Silver arrest shows need for more robust state disclosure
In reporting the arrest of New York state Assembly Speaker Sheldon Silver on corruption charges — the U.S. attorney for the Southern District of New York has charged him with accepting $4 million in bribes and kickbacks from a law firm whose clients had business before the state — the New York Times notes that, perhaps not surprisingly, Silver didn’t disclose the alleged payments on his personal financial disclosure form. In fact, the state of New York didn’t require him to disclose much of anything:
In 2013, Mr. Silver earned at least $650,000 in legal income, including work for the personal injury attorneys at Hughes & Coleman, according to his most recent financial disclosure filing.
But what he does to earn that income has long been a mystery in Albany, and Mr. Silver has refused to provide details about his work.
Whether or not the charges prove true against Silver — his lawyers denied them and say he will be fully exonerated — the fact that so little is known of how he makes his money is deeply troubling. And it’s often par for the course for a great deal of states, whose requirements for personal financial disclosure, which is intended to allow a citizen to determine if a lawmaker is acting in the broad public interest or for his own narrow financial benefit, can leave citizens in the dark. State legislators are, for the most part, moonlighters. Some, when they’re not drafting or voting on new state insurance laws, regulations for cable companies or agricultural policies, are working for insurance companies, telecommunications firms or agribusinesses. Voters should have easy access to information about the primary jobs of the people who write and enact the laws they must live by.
Starting in the mid-1990s, the Center for Pubic Integrity collected all the financial disclosures available for state lawmakers — three states didn’t have them back then — and put them online in a database. If a lawmaker worked for a company called Smith & Sons, they’d find out if it were a law firm, a butcher shop or a used car dealer. It was painstaking tedious work, and sadly, didn’t continue.
That’s too bad, because with so much gridlock at the federal level, special interests are focusing more and more on the less scrutinized states. And that can lead to the kind of corruption alleged in New York, as the Center for Public Integrity found in the case of New Mexico Democratic state Senate leader Manny Aragon, a longtime opponent of prison privatization who changed his tune after signing a contract with Wackenhut Corrections Corporation:
Aragon, who reported receiving income in 1998 and 1999 from a law practice and a construction contracting firm, accepted a job as a paid lobbyist for Wackenhut in June 1998. He took the job after one of his business associates received what sources said was a lucrative contract to do the concrete work for the Wackenhut prison in Santa Rosa, one of two the company built in New Mexico.

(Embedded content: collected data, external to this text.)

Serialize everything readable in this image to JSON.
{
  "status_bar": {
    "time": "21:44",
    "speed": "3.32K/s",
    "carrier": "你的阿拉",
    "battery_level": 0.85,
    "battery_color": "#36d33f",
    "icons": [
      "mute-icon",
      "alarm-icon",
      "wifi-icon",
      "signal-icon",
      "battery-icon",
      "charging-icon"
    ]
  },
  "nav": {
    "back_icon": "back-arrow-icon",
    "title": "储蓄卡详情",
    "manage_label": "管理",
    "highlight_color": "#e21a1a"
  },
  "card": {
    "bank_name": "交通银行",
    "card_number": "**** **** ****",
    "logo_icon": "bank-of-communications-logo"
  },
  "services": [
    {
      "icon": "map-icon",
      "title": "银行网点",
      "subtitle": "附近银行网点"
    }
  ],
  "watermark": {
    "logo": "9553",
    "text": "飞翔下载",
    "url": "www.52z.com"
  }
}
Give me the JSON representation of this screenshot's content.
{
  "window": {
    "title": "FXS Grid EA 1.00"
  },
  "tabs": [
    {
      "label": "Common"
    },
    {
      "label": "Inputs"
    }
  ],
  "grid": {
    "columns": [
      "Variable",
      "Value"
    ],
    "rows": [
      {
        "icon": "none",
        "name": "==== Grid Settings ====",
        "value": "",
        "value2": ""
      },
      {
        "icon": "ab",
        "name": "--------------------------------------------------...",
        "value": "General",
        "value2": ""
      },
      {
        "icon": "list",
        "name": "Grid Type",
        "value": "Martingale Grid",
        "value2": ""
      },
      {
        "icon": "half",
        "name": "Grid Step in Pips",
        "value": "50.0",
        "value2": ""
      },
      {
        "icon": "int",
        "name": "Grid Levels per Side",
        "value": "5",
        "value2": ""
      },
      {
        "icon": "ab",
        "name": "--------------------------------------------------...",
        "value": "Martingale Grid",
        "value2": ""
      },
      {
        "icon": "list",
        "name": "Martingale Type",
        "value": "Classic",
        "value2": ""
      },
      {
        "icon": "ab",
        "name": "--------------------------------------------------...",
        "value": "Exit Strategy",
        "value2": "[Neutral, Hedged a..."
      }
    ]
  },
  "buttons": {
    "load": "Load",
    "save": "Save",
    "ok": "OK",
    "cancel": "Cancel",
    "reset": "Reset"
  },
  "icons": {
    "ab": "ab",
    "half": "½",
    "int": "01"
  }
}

Aragon eventually would go to jail — a federal prison — for a scheme worthy of Boss Tweed and Tammany Hall. He squeezed more then $4 million out of a municipal courthouse construction project. When Aragon lined his pockets with public money, his prison about-face had already raised questions about his probity. Obviously, most lawmakers are not involved in million-dollar kickback schemes, but they all have jobs or personal investments that might influence their judgments on some issues. Voters everywhere should have easy, online access to information to help them decide in whose interest their elected lawmakers act.